I have a question that I have had problems with for a little while now. I have been looking at possible arrangements to make larger community tanks and despite my best look around the threads on this forum I am having trouble finding the numbers I need, so I will list the questions here=

What is the tank space requirement for the most common betta compatible fish/shrimp snails? I feel it is far easier to choose the tank mates, then calculate the space required so I can buy a tank of the right size rather than scramble about buying a tank, then constantly trying to find someone that will 'fit'.

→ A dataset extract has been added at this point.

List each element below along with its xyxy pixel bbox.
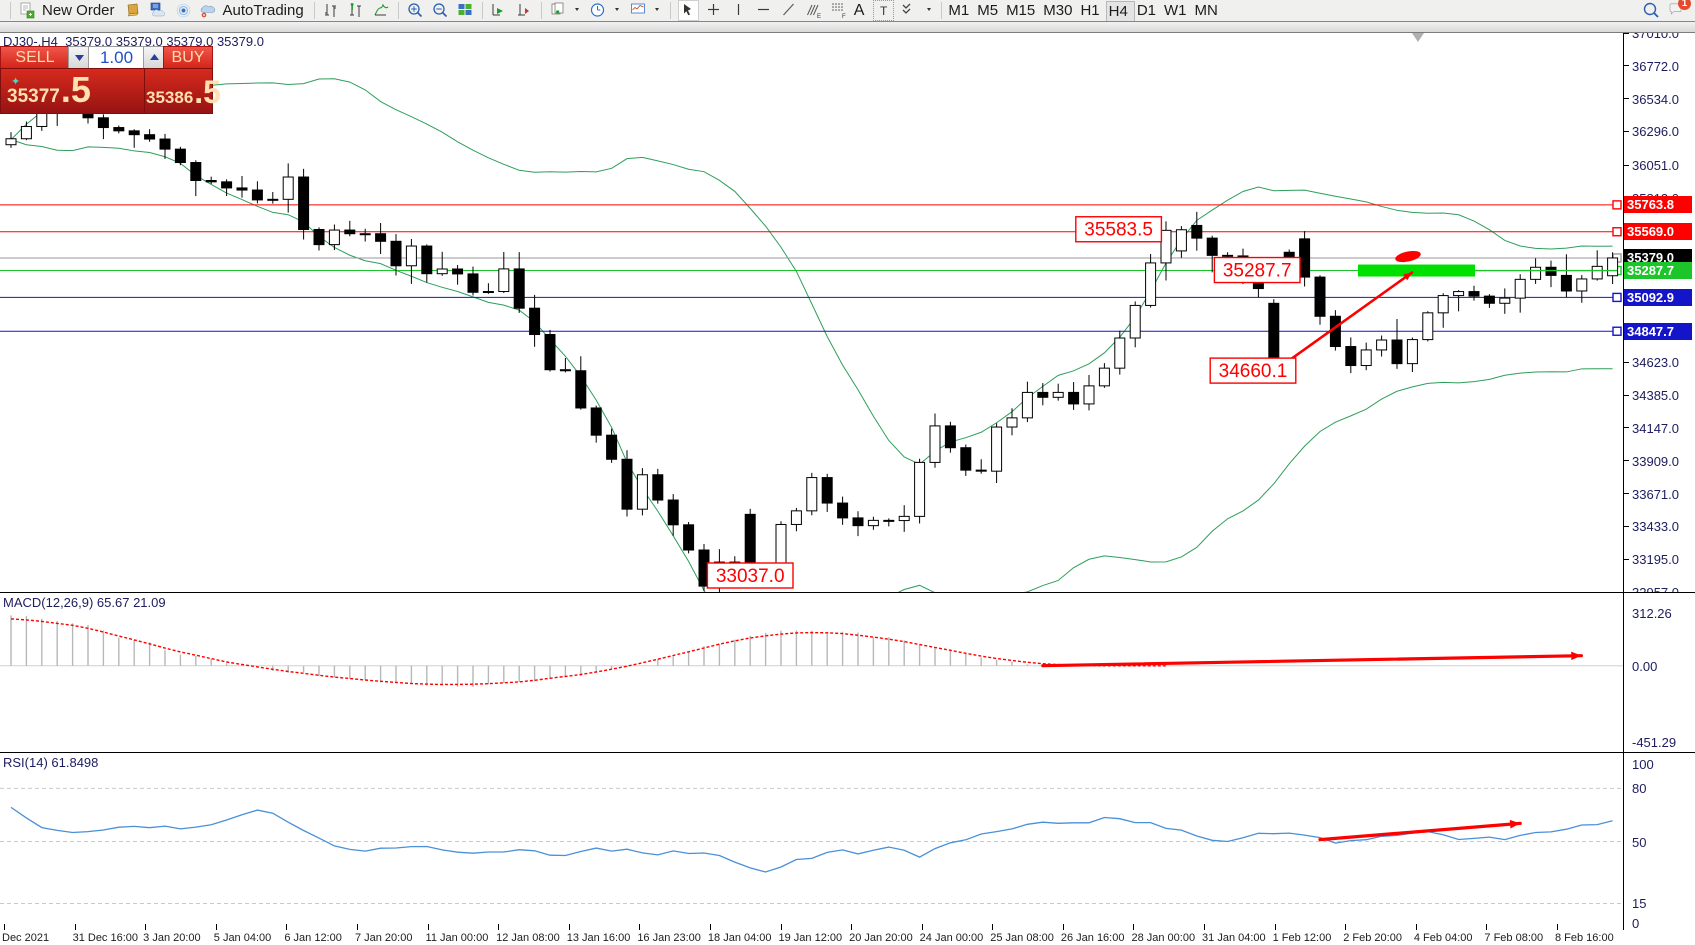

For instance- how much space does a snail need of his own?
Tetras (per tetra, I know they must come in schools by default or if you prefer the space 5 tetras would need)?
Ghost shrimp?
etc etc etc.

I would feel better having all the space numbers written down so I can design a tank from the ground up and cater to everyone's needs instead of adjust as I go.


----------



## jaysee (Dec 9, 2009)

How much space fish need.....is something we all have to decide for ourselves. Some people are happy to provide the bare minimum (some the smallest of the small), while others prefer to provide more room than what's "needed".

I will tell you the guideline that I came up with for schooling fish. 1 inch to 1 foot. For every inch in length, the fish needs 1 foot of tank length.


----------



## Flint (Oct 22, 2013)

If you are looking to be able to keep a variety of betta-compatible fish, I would go with a 20 gallon long. You could keep 6-10 tetras, 6-10 cories, a betta, a nerite snail and a handful of ghost shrimp. I think this size will give you the best options.


----------



## Taeanna (Apr 2, 2013)

Thank you both for the help but that wasn't really what I had in mind. Keep in mind I always plan on going over and 'spoiling' everyone when it comes to tank space. But I am a planner by nature which makes it easier for me to choose the fish I want first and then work out the tank size second.

I don't have the space nor money to simply get a monster tank and then attempt to cram fish into it :/ uni takes it all.


----------



## jaysee (Dec 9, 2009)

My school of 8 pictus all exist in about 20 gallons of water in the 125. Is that what you mean?


----------



## Flint (Oct 22, 2013)

You can't do much with under 20 gallons. A 2.5 or 5 gallon can handle a betta and a nerite. A 10 gallon can handle a betta, a nerite, some ghost shrimp or 5 dwarf Cory's or 5 micro rasboras.


----------



## Taeanna (Apr 2, 2013)

Not particularly but thank you for continuing to try and help me. I was going to do it the opposite way to what you and other keepers do it.
Instead of saying 'I have this size tank, what can I fit?' I wish to pick from a list and say 'if I choose all of these fish I will need this much space' And then go looking for one that size or larger.

The reason I ask is because tanks in Australia are much more expensive than the US. For a frame of reference the only 20 liter tank (5 gallon) I have been able to find that is under three digits still costs 80.00- and that is at big W (our version of walmart I suppose... only more like a ritzier version of target that actually has good stock. The aquarium stockists cost way more)

It is far easier for me to have a game plan and save up especially than try to cobble the pieces together one at a time


----------



## jaysee (Dec 9, 2009)

If you come up with a stock list we can certainly tell you what size tank to look for.


----------